As fellow blogger Pied Type noted this morning, NYC mayor Michael Bloomberg has done a significant thing by banning sugary drink sizes larger than 16 ounces. Pied Type doesn’t like this interference in private affairs at all. I for one sympathize with Bloomberg on this one but at the same time I have to note that he is a better patriot than a politician. There is no political upside to what he has done. But as Dr. Nancy Sniderman on ABC News said last night, nobody’s rights are being infringed here. People can still buy all they want, just in less than gigantic sizes, and she says it’s true that people often end up being satisfied with smaller servings. My parents would often tell me the old adage, “Your eyes are bigger than your stomach.”
Bloomberg is concerned because obesity and its almost inevitable consequence, diabetes, is a massive national health problem that threatens to swamp our already way too expensive healthcare system. I really don’t think most people understand the seriousness of it because it is so gradual. If you have a heart attack they can often operate and fix it but when you develop diabetes it’s damn hard to reverse it. You start with meds, end up in an electric cart and face an early but lengthy death while being a burden to both society and family. I would be a lot less concerned about other people in this regard if everybody were responsible for her own healthcare costs, but that’s not the system we have. We have the EMTALA law, a law that says we all pay with our taxes when the individual can’t, and that’s why your health is Bloomberg’s (and government’s) business.
Frankly, I think a better way to do it is to raise taxes on unhealthy things, i.e., use sin taxes. Pied Type doesn’t like those either and addresses them in a 2010 post, linked on her recent post. Taxes of any kind are resented by most people, and especially conservatives. But I must point out that they’ve been fairly effective with tobacco and I think they could be with food. My wife has noted that fresh, healthy foods are more expensive than unhealthy foods. It appears to be a trend that is irreversible – when faced with a choice of buying fresh, chopping, mixing, cooking, or, just popping a prepared high-calorie TV meal in the microwave, easy is going to win with most people. Especially when those prepared foods contain lots of salt and delicious fat.
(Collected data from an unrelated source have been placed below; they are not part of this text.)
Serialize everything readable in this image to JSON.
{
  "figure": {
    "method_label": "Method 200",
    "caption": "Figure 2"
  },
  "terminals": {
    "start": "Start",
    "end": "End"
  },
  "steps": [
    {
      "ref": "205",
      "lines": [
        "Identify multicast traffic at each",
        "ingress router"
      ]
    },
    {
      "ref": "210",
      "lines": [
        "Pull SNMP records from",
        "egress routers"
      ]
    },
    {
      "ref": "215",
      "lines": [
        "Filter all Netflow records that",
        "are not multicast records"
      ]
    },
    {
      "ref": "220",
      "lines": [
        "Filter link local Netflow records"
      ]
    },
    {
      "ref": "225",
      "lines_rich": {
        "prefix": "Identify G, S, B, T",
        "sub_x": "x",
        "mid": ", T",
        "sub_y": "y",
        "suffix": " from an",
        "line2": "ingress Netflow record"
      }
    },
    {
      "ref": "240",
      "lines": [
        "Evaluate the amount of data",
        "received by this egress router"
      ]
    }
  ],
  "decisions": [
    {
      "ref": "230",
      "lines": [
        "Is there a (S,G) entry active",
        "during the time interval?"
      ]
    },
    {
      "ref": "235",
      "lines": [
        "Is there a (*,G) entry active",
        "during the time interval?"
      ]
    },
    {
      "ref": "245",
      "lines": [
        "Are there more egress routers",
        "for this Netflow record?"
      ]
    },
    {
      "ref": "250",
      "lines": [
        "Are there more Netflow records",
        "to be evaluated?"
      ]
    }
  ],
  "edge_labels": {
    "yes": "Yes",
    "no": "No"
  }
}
There’s a grocery store in our town that happens to have an outstanding Deli in it and one of the things we’ve been getting once a week is two fried chicken legs, one for her and one for me. Dang, those are good, and the skin is the best part, nice and fatty, not to mention crunchy. Aroma, taste, tactile chewiness all in one package. We buy them, usually on a Thursday and then just warm them in the microwave that evening, adding various fresh salad items to round out the meal. When we’re finished with the chicken there’s nothing left but bare bone with gnaw marks on it. We’ve trained ourselves to be satisfied with the one piece, but I must say it’s a good thing the rest of the chicken isn’t there in front of us on chicken-leg night. I actually find myself looking forward to Thursdays. Visceral appetite will beat intellect every time. Sorry, Michael Bloomberg. You mean well, but you’re doomed to disappointment on this one.